南安帝冷哼了聲,接著說“朕那個時候給了你這個權力,自然就是讓你行使權力的。”
“陛下,那這蘇城主?”
許三歸見自己轉移了南安帝的注意力,輕輕地提了一句。
“城主?他也配!”
南安帝這會怒氣衝天,恨不得直接把蘇康整個人都給淩遲了!但是自己不能這麼做,蘇康身後還有蘇定生與唐明榮,他要順藤摸瓜把整個生意都給挖出來。
這樣買官賣官的事情決不能再有!
“劉福祿。”
“奴才在。”
劉福祿連忙應了聲,等待南安帝的吩咐。
“把竹影青叫來。”
南安帝知道蘇定生必定會得到消息,說不定這會已經在想辦法把人救出去了,隻要死無對證,那蘇定生就多的是法子把自己摘出來。
“是。
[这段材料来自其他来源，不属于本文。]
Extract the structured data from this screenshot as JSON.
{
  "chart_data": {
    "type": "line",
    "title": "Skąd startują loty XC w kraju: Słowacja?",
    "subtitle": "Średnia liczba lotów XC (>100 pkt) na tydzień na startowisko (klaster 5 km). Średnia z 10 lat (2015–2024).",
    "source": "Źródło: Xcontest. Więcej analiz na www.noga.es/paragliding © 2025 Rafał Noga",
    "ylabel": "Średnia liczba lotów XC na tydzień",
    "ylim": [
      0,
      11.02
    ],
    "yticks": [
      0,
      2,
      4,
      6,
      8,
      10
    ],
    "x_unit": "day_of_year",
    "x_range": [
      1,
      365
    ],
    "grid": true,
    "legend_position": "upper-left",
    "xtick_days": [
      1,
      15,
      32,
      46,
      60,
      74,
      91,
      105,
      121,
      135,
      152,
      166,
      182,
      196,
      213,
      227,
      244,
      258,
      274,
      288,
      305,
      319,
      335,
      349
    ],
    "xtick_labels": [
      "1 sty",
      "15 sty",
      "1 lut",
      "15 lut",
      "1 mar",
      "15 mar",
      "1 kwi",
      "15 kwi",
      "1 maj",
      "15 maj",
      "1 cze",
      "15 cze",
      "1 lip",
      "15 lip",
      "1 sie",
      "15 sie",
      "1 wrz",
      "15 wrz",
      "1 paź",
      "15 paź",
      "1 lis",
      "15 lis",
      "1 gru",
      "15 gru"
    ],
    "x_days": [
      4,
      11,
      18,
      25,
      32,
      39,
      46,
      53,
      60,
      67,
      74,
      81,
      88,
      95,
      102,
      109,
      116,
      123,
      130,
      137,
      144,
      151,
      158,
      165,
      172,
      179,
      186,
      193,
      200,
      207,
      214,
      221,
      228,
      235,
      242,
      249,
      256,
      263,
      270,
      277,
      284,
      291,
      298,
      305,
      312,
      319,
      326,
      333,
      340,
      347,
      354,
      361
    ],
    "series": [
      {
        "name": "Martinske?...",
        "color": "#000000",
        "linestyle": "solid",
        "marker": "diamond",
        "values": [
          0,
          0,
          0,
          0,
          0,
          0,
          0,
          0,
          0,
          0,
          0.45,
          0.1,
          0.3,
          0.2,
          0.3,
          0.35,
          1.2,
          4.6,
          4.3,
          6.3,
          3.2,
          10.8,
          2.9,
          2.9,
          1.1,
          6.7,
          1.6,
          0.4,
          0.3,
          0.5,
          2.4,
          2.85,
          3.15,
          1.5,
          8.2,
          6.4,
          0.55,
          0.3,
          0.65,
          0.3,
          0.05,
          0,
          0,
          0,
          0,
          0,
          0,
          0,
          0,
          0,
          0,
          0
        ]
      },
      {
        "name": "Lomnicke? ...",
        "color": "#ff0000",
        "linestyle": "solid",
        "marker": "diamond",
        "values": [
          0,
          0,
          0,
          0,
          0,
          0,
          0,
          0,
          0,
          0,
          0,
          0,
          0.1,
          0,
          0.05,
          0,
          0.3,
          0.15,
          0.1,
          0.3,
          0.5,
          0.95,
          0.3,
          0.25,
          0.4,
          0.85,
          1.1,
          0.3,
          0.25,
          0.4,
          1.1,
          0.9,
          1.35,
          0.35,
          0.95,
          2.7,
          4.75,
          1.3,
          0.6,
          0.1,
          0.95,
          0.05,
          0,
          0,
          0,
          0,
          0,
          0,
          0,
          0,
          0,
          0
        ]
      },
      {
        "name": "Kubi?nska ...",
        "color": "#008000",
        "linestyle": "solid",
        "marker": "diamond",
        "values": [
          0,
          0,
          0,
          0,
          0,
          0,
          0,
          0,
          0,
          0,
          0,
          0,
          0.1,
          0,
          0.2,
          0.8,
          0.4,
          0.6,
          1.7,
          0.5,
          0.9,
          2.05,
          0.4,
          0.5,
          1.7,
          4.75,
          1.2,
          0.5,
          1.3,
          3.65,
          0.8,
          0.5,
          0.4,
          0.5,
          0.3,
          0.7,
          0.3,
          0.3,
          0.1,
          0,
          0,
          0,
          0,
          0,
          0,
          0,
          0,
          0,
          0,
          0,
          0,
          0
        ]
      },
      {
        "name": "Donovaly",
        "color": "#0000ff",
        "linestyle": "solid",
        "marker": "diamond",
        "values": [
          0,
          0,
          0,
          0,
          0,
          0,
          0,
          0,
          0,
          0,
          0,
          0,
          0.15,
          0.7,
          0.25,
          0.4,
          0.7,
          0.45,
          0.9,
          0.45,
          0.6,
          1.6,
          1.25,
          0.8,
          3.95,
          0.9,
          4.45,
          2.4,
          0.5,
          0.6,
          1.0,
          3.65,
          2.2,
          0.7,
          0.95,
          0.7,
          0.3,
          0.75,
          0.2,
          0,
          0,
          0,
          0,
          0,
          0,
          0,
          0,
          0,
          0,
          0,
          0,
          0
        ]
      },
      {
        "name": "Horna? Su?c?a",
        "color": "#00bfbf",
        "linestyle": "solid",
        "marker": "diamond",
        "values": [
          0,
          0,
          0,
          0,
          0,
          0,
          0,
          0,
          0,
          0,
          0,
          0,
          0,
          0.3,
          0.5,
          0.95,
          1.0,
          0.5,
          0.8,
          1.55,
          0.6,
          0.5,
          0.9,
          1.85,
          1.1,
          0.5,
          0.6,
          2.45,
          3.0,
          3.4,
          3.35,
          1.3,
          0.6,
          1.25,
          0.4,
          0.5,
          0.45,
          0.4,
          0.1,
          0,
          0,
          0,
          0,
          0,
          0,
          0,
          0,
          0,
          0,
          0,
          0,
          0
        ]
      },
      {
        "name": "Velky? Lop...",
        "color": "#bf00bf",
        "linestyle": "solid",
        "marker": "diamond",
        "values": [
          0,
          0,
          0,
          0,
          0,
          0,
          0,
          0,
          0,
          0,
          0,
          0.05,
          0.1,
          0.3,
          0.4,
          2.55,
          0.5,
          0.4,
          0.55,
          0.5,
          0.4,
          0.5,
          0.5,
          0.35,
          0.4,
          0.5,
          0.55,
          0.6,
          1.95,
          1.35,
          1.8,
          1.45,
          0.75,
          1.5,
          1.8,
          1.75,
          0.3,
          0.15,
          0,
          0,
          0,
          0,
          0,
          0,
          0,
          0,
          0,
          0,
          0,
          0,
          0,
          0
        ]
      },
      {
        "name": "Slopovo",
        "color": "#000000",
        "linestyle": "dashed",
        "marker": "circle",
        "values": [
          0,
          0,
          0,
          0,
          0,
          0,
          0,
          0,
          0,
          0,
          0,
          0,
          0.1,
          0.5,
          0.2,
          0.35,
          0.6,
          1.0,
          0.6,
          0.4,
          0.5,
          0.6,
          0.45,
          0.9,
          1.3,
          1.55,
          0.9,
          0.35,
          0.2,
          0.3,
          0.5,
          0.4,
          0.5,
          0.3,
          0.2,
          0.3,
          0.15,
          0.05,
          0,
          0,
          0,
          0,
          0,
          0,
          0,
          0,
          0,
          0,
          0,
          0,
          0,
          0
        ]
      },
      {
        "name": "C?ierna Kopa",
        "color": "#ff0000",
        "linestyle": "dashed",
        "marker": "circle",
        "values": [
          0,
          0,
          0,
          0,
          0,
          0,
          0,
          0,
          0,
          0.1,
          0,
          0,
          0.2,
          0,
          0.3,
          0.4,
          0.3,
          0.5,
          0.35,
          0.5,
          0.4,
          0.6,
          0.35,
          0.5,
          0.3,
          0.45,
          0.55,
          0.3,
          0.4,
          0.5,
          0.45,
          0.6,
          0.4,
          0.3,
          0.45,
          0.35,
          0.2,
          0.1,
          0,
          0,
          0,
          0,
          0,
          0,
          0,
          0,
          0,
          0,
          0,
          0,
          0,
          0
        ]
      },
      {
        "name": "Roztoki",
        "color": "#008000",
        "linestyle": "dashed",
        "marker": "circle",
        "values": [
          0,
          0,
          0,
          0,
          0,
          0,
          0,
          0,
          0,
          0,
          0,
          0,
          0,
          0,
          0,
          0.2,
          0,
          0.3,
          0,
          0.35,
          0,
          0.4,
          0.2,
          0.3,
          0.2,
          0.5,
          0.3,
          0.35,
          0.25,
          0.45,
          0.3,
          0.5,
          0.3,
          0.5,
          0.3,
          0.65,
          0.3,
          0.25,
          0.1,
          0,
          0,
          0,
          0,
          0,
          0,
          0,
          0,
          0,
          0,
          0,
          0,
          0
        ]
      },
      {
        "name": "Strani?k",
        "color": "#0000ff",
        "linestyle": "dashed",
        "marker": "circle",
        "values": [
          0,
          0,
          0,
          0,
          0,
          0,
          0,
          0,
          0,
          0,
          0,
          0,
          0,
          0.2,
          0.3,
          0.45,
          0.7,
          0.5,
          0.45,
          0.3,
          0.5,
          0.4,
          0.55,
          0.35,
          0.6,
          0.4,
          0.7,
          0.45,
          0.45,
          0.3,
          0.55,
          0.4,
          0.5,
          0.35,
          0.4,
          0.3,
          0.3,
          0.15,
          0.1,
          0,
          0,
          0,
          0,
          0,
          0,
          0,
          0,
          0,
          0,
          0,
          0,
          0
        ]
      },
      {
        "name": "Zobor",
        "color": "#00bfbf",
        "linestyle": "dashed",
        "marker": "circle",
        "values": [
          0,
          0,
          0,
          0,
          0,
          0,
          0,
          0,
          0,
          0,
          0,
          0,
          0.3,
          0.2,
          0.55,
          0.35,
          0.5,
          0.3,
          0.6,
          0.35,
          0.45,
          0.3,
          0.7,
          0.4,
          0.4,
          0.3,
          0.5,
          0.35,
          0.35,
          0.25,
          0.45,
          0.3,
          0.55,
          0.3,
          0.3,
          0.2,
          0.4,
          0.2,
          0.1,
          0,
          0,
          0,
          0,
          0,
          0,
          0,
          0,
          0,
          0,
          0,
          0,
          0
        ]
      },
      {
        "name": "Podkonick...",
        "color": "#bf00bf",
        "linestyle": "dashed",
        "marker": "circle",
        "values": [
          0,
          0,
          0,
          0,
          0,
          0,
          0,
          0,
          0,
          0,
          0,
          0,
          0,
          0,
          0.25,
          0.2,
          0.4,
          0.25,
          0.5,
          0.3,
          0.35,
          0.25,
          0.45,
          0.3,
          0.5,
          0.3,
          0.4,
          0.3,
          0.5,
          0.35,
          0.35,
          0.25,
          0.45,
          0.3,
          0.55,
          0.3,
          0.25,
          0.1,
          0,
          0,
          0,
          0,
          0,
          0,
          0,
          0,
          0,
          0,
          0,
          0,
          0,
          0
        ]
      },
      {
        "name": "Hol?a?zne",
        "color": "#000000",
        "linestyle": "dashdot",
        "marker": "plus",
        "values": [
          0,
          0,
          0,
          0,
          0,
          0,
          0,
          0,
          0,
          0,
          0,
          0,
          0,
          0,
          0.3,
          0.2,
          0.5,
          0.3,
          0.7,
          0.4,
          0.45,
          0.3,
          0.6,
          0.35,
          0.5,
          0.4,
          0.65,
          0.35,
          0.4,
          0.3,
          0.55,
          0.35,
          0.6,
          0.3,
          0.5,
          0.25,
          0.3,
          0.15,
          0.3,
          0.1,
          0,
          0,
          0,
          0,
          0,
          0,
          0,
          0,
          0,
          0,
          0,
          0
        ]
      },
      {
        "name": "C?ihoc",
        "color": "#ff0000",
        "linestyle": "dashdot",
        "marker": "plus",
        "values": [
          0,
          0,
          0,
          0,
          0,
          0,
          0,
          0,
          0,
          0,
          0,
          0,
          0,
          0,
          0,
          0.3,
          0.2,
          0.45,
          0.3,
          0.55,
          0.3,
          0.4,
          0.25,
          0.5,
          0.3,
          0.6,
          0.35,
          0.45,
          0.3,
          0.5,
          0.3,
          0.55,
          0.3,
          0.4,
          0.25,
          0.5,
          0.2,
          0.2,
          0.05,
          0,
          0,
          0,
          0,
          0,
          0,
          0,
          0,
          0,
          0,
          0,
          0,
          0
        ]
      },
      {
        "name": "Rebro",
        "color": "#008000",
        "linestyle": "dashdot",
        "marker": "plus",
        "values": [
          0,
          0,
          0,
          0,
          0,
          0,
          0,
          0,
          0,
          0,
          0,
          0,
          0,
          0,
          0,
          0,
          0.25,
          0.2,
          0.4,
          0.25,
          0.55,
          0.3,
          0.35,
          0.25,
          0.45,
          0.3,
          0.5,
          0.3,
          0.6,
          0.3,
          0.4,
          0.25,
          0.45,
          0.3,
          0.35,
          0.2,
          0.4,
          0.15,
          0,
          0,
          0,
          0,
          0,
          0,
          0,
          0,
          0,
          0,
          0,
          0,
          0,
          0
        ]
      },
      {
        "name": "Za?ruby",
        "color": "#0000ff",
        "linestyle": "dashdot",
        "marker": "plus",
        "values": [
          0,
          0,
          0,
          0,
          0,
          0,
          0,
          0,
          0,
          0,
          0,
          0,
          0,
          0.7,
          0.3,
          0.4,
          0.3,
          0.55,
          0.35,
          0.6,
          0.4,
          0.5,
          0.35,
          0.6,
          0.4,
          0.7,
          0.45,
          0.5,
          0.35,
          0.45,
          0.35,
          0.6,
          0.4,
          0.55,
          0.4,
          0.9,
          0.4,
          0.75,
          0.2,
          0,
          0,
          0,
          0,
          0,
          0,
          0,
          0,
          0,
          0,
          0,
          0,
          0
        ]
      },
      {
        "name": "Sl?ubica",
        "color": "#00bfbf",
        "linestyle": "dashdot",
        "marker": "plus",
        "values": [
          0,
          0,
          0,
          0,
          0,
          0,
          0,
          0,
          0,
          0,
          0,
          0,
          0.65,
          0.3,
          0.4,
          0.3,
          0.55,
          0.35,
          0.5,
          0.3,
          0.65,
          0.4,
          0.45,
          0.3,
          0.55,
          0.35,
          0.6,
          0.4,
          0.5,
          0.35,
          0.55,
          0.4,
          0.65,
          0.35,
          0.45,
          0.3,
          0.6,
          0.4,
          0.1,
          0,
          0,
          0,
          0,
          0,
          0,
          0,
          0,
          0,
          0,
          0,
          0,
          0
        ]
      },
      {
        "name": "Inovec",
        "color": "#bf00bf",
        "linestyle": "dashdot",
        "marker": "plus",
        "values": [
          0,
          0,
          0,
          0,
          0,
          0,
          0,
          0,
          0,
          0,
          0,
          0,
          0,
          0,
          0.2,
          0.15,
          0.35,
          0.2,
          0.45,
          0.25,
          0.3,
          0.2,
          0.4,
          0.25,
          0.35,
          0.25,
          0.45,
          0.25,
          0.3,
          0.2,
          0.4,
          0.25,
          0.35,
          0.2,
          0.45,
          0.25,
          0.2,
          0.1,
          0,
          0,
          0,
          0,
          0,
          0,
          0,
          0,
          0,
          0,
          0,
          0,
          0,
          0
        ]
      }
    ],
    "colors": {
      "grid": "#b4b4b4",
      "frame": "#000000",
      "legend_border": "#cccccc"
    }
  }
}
”
劉福祿連忙起身往外跑,他知道這是極為重要的事情,陛下如今在氣頭上,這事若是辦不好,自己必定會掉腦袋。
不過一刻鐘,正在當值的竹影青就出現在了養心殿內殿。
“微臣叩見陛下,陛下萬歲萬歲萬萬歲!”
竹影青跪在了地上,他方才踏進來的那一刻就覺得殿內的氛圍不對。
“許三歸帶回來了一個重要的犯人,如今在…”
“如今在宮門處。”
許三歸連忙接上了南安帝的話,輕聲說“因著不知道怎麼安置,所以還未安置。”
“你帶人把他帶進來看好,若是出了問題,朕唯你是問!”
南安帝點了點頭,許三歸這樣處理沒什麼問題,若是直接丟進天牢裡那才不對。
“是。”
竹影青應了聲,立刻往宮門口尋去,要把人帶進宮中看起來。
“你做的很好,想要什麼獎賞?”
南安帝看著竹影青離開,已經慢慢緩過來了,沒有方才那麼生氣。
“為陛下分憂乃是微臣的本分,微臣不敢要賞。”
許三歸重重地磕了個頭,接著說“還請陛下保重龍體才是。”
“你倒是個懂事的。”
南安帝聽了這話很是舒心,輕笑著說“但是差事辦的好,理所應當有賞賜,朕聽說你還未娶妻,那就給你一個宅子吧,日後若是有喜歡的女孩子,也有個地方能夠把人娶回家。”
“多謝陛下!”
許三歸重重地磕了個頭,心中一鬆,他知道,自己在陛下麵前那一關已經算是過去了。
“起來吧。”
南安帝對許三歸還是挺滿意的,這個人一定程度上也算是自己指派過去給唐清璃的,這麼好用也確實沒想到,隻不過給唐清璃就是給自己,都是一樣的道理。
“是。”
許三歸起身,恭敬地站在了一邊。
“你在回來的路上可曾遇到人阻攔你?”
南安帝像是突然想到了什麼,看向他問了一句。
“這…”
許三歸猶豫了一下,點了點頭“微臣不敢隱瞞,確實是有人阻攔微臣把人帶回來,似乎是官兵出身,但是他們口中有毒藥,打不過微臣就自儘了,微臣慚愧,沒把人留活口帶回來。”
“不是你的問題。”
南安帝冷笑了聲,說“連死士都安排出來了,真是朕的好兒子啊!”
許三歸低著頭,南安帝說的這話不應當是他聽的,哪怕自己聽到了也隻能假裝沒聽見。
“今夜你便留在宮中。”
南安帝在方才也得了消息,許三歸把人抓進京後的第一時間就是進宮求見,並未去尋唐清璃,他這樣的處理讓南安帝很滿意。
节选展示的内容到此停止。